Jimmy_041 wrote:am Bays wrote:As a public health service bureaucrat I can verify that if any "edict" compromises patient safety or knowledge no clinician will obey. Great delight is taken at raising the metaphorical two fingers at the "boardroom" by those at the "bedside" if there is no demonstrable clinical benefit or outcome.
FWIW I don't blame them, it sh!ts me when I see decisions made that create ease for administrators to report but complicate effective and efficient clinical care to patients..
Probably why so many are quitting after speaking out about the jab and then getting hauled in, and threatened, by AHPRA
https://gerardrennick.com.au/over-2000-medical-professionals-sign-letter-against-ahpra/
AHPRA is a government bureaucracy registering a wide range of health workers with a cooperative doctor nominally involved. The system worked better when Medical Registration was supervised by a panel of independent doctors, who understood what happened in real practice, not the bureaucracy which wants to expand itself and its power. Matters that arose against doctors used to be dealt with in a few months, but now even trivial matters can drag on for a year or more. Now we are lumped in with a wide variety of "Health Professionals" some of which have rather weird ideas about illness causation and treatments! (Like the philosophy that all disease is caused by misalignment of the vertebrae or the long bones.)
We also still have the ridiculous situation introduced by Paul Keating that we have to get a new Provider Number for every location we work at, even if only 100 metres up the same street, whereas in earlier days the PN was state wide. The reason for this was that Keating wanted the bureaucrats to be able to dictate to doctors where they could work. (The AMA took it to the federal court and his legislation was overruled as illegal Civil Conscription, but the new requirement of multiple provider numbers was kept - I assume because the bureaucrats still hope to pull that scheme off one day.)
I've already advised AHPRA, my medical college, and the AMA, that if further bureaucratic interference proposed by AHPRA for introduction during 2023 goes ahead I'll retire and not renew my medical registration when it falls due in September.
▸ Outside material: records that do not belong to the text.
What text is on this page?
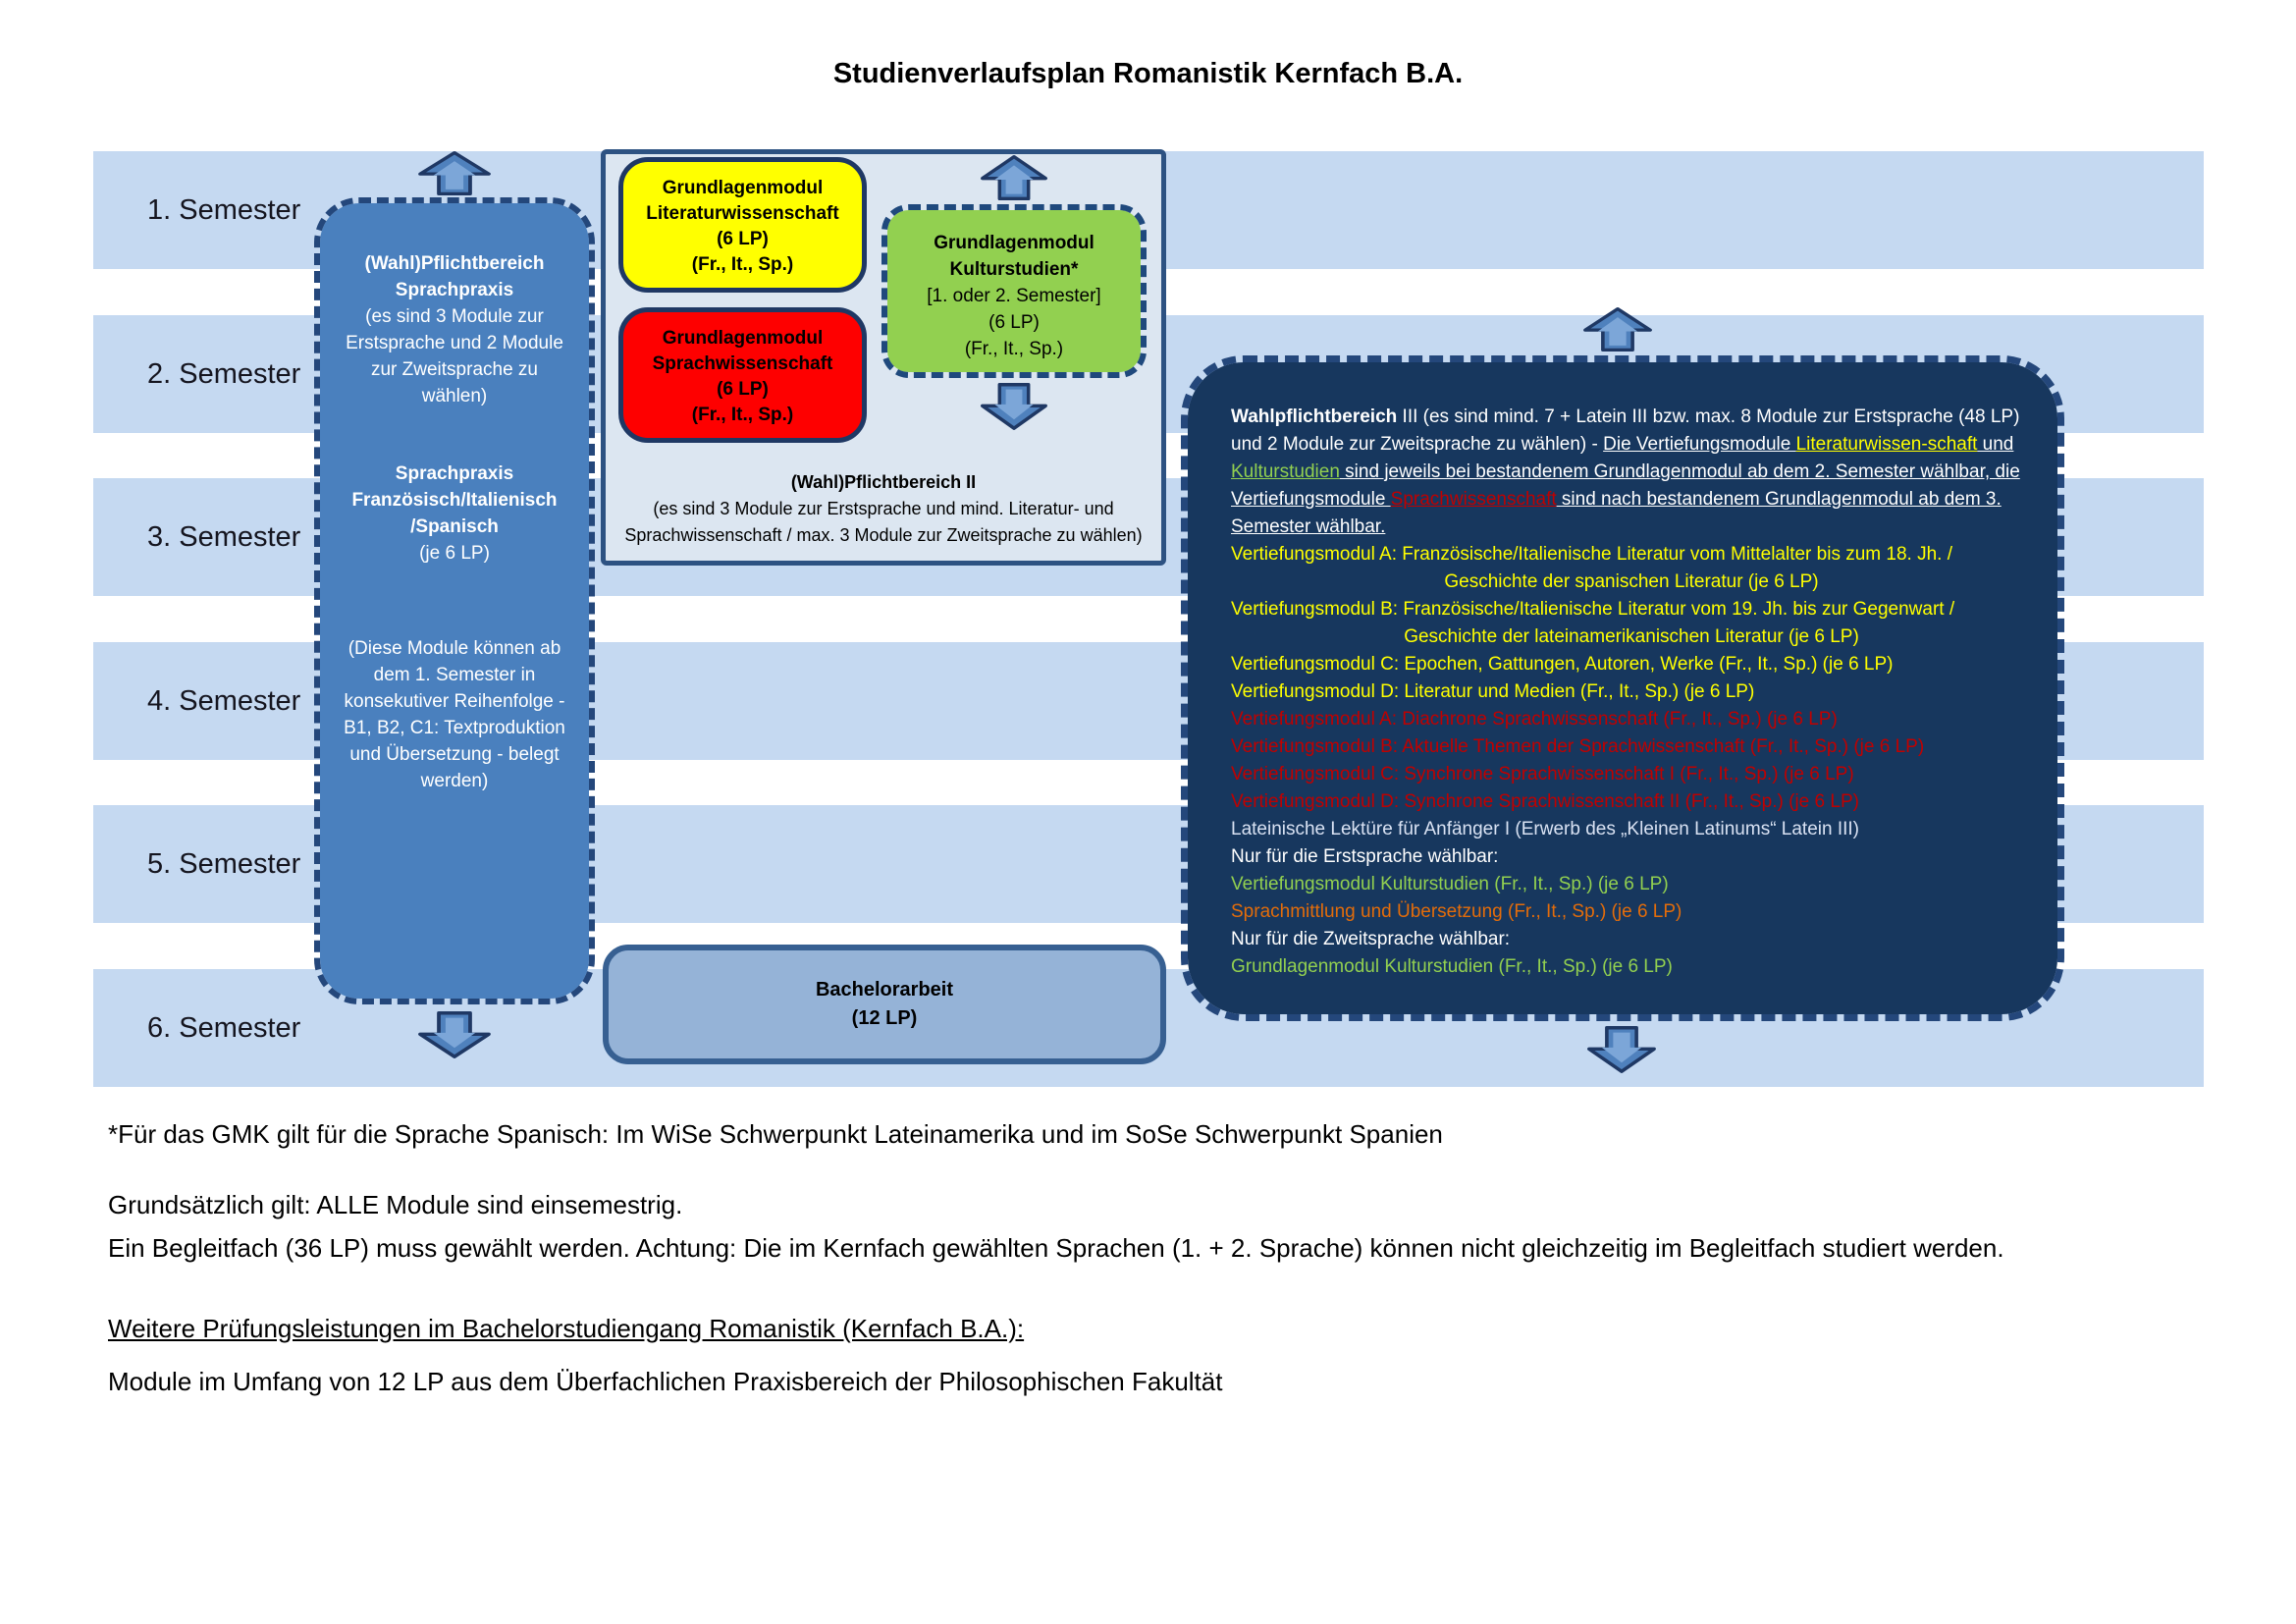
1. Semester
2. Semester
3. Semester
4. Semester
5. Semester
6. Semester
Studienverlaufsplan Romanistik Kernfach B.A.
(Wahl)Pflichtbereich
Sprachpraxis
(es sind 3 Module zur Erstsprache und 2 Module zur Zweitsprache zu wählen)
Sprachpraxis
Französisch/Italienisch
/Spanisch
(je 6 LP)
(Diese Module können ab dem 1. Semester in konsekutiver Reihenfolge - B1, B2, C1: Textproduktion und Übersetzung - belegt werden)
Grundlagenmodul
Literaturwissenschaft
(6 LP)
(Fr., It., Sp.)
Grundlagenmodul
Sprachwissenschaft
(6 LP)
(Fr., It., Sp.)
Grundlagenmodul
Kulturstudien*
[1. oder 2. Semester]
(6 LP)
(Fr., It., Sp.)
(Wahl)Pflichtbereich II
(es sind 3 Module zur Erstsprache und mind. Literatur- und
Sprachwissenschaft / max. 3 Module zur Zweitsprache zu wählen)

Wahlpflichtbereich III (es sind mind. 7 + Latein III bzw. max. 8 Module zur Erstsprache (48 LP) und 2 Module zur Zweitsprache zu wählen) - Die Vertiefungsmodule Literaturwissen-schaft und Kulturstudien sind jeweils bei bestandenem Grundlagenmodul ab dem 2. Semester wählbar, die Vertiefungsmodule Sprachwissenschaft sind nach bestandenem Grundlagenmodul ab dem 3. Semester wählbar.

Vertiefungsmodul A: Französische/Italienische Literatur vom Mittelalter bis zum 18. Jh. /
Geschichte der spanischen Literatur (je 6 LP)
Vertiefungsmodul B: Französische/Italienische Literatur vom 19. Jh. bis zur Gegenwart /
Geschichte der lateinamerikanischen Literatur (je 6 LP)
Vertiefungsmodul C: Epochen, Gattungen, Autoren, Werke (Fr., It., Sp.) (je 6 LP)
Vertiefungsmodul D: Literatur und Medien (Fr., It., Sp.) (je 6 LP)
Vertiefungsmodul A: Diachrone Sprachwissenschaft (Fr., It., Sp.) (je 6 LP)
Vertiefungsmodul B: Aktuelle Themen der Sprachwissenschaft (Fr., It., Sp.) (je 6 LP)
Vertiefungsmodul C: Synchrone Sprachwissenschaft I (Fr., It., Sp.) (je 6 LP)
Vertiefungsmodul D: Synchrone Sprachwissenschaft II (Fr., It., Sp.) (je 6 LP)
Lateinische Lektüre für Anfänger I (Erwerb des „Kleinen Latinums“ Latein III)
Nur für die Erstsprache wählbar:
Vertiefungsmodul Kulturstudien (Fr., It., Sp.) (je 6 LP)
Sprachmittlung und Übersetzung (Fr., It., Sp.) (je 6 LP)
Nur für die Zweitsprache wählbar:
Grundlagenmodul Kulturstudien (Fr., It., Sp.) (je 6 LP)
Bachelorarbeit
(12 LP)
*Für das GMK gilt für die Sprache Spanisch: Im WiSe Schwerpunkt Lateinamerika und im SoSe Schwerpunkt Spanien
Grundsätzlich gilt: ALLE Module sind einsemestrig.
Ein Begleitfach (36 LP) muss gewählt werden. Achtung: Die im Kernfach gewählten Sprachen (1. + 2. Sprache) können nicht gleichzeitig im Begleitfach studiert werden.
Weitere Prüfungsleistungen im Bachelorstudiengang Romanistik (Kernfach B.A.):
Module im Umfang von 12 LP aus dem Überfachlichen Praxisbereich der Philosophischen Fakultät
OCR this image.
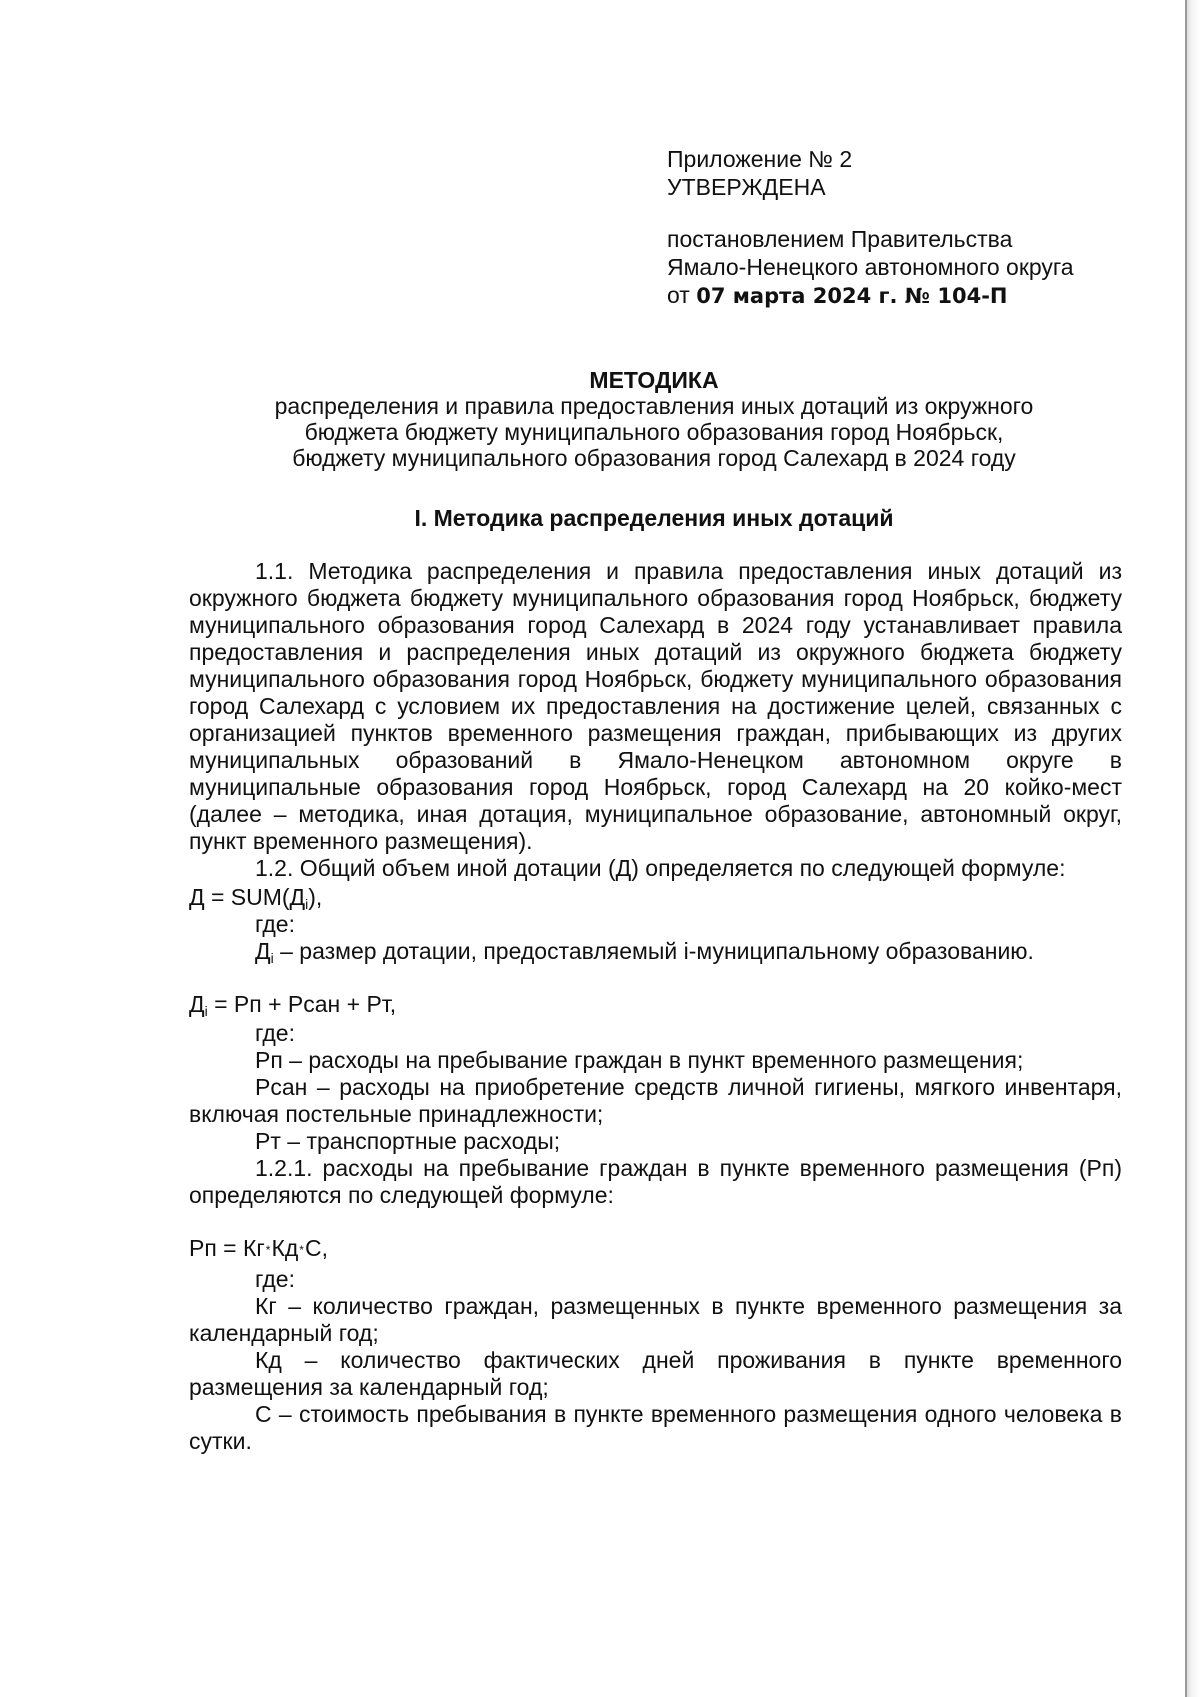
Приложение № 2
УТВЕРЖДЕНА
постановлением Правительства
Ямало-Ненецкого автономного округа
от 07 марта 2024 г. № 104-П
МЕТОДИКА
распределения и правила предоставления иных дотаций из окружного
бюджета бюджету муниципального образования город Ноябрьск,
бюджету муниципального образования город Салехард в 2024 году
I. Методика распределения иных дотаций

1.1. Методика распределения и правила предоставления иных дотаций из окружного бюджета бюджету муниципального образования город Ноябрьск, бюджету муниципального образования город Салехард в 2024 году устанавливает правила предоставления и распределения иных дотаций из окружного бюджета бюджету муниципального образования город Ноябрьск, бюджету муниципального образования город Салехард с условием их предоставления на достижение целей, связанных с организацией пунктов временного размещения граждан, прибывающих из других муниципальных образований в Ямало-Ненецком автономном округе в муниципальные образования город Ноябрьск, город Салехард на 20 койко-мест (далее – методика, иная дотация, муниципальное образование, автономный округ, пункт временного размещения).

1.2. Общий объем иной дотации (Д) определяется по следующей формуле:

$Д = SUM(Д_i)$,

где:

$Д_i$ – размер дотации, предоставляемый i-муниципальному образованию.

$Д_i$ = Рп + Рсан + Рт,

где:

Рп – расходы на пребывание граждан в пункт временного размещения;

Рсан – расходы на приобретение средств личной гигиены, мягкого инвентаря, включая постельные принадлежности;

Рт – транспортные расходы;

1.2.1. расходы на пребывание граждан в пункте временного размещения (Рп) определяются по следующей формуле:

Рп = Кг*Кд*С,

где:

Кг – количество граждан, размещенных в пункте временного размещения за календарный год;

Кд – количество фактических дней проживания в пункте временного размещения за календарный год;

С – стоимость пребывания в пункте временного размещения одного человека в сутки.
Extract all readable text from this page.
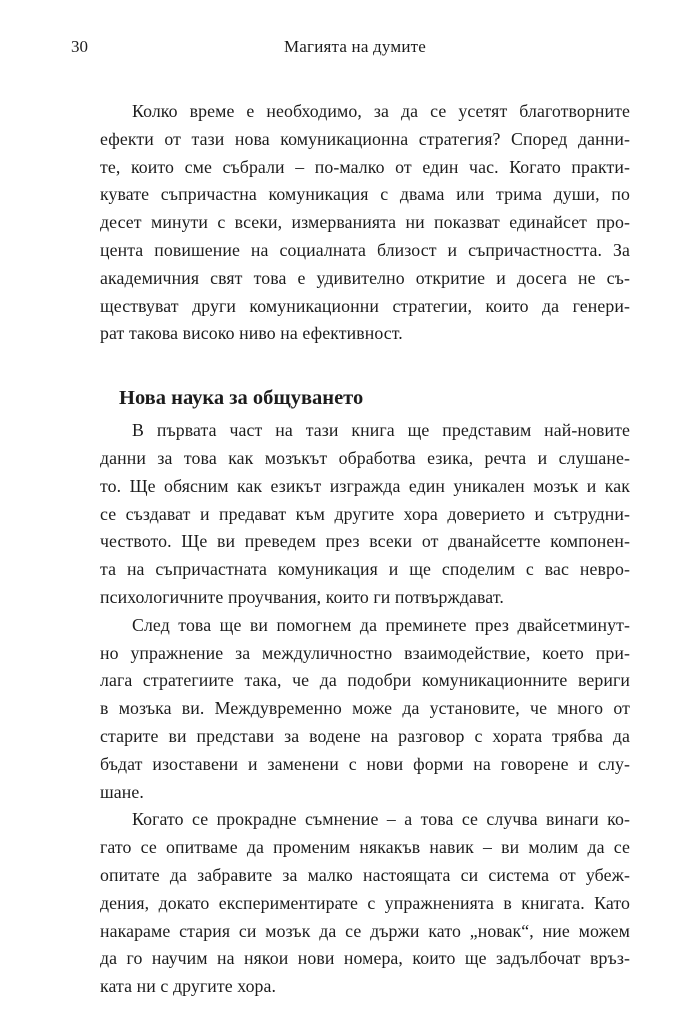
30	Магията на думите
Колко време е необходимо, за да се усетят благотворните
ефекти от тази нова комуникационна стратегия? Според данни-
те, които сме събрали – по-малко от един час. Когато практи-
кувате съпричастна комуникация с двама или трима души, по
десет минути с всеки, измерванията ни показват единайсет про-
цента повишение на социалната близост и съпричастността. За
академичния свят това е удивително откритие и досега не съ-
ществуват други комуникационни стратегии, които да генери-
рат такова високо ниво на ефективност.
Нова наука за общуването
В първата част на тази книга ще представим най-новите
данни за това как мозъкът обработва езика, речта и слушане-
то. Ще обясним как езикът изгражда един уникален мозък и как
се създават и предават към другите хора доверието и сътрудни-
чеството. Ще ви преведем през всеки от дванайсетте компонен-
та на съпричастната комуникация и ще споделим с вас невро-
психологичните проучвания, които ги потвърждават.
След това ще ви помогнем да преминете през двайсетминут-
но упражнение за междуличностно взаимодействие, което при-
лага стратегиите така, че да подобри комуникационните вериги
в мозъка ви. Междувременно може да установите, че много от
старите ви представи за водене на разговор с хората трябва да
бъдат изоставени и заменени с нови форми на говорене и слу-
шане.
Когато се прокрадне съмнение – а това се случва винаги ко-
гато се опитваме да променим някакъв навик – ви молим да се
опитате да забравите за малко настоящата си система от убеж-
дения, докато експериментирате с упражненията в книгата. Като
накараме стария си мозък да се държи като „новак“, ние можем
да го научим на някои нови номера, които ще задълбочат връз-
ката ни с другите хора.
Their new proposals will be unable to be complied with by people like me who take jobs in remote rural areas where the are no colleagues nearby and where you can't take home a copy of the location's clinical notes for future review.
I'm wealthy enough to not need to work, but I like to help out in undermanned locations. (Most of my wealth, by the way, came from family's and my own real estate investing, not medical practice, though the medical income did help me fund the investing in the early days.)
The Medicare rebate on doctors fees has risen by only about 65% of inflation each year since the introduction of Medicare and its predecessor version Medibank way back in 1975 - Medibank was later privatised and Medicare replaced it. This issue is one of the reasons only 15% of medical graduates now choose to be GPs - it used to attract 50% of graduates in the past. (GPs are under more pressure to bulk-bill than specialists.)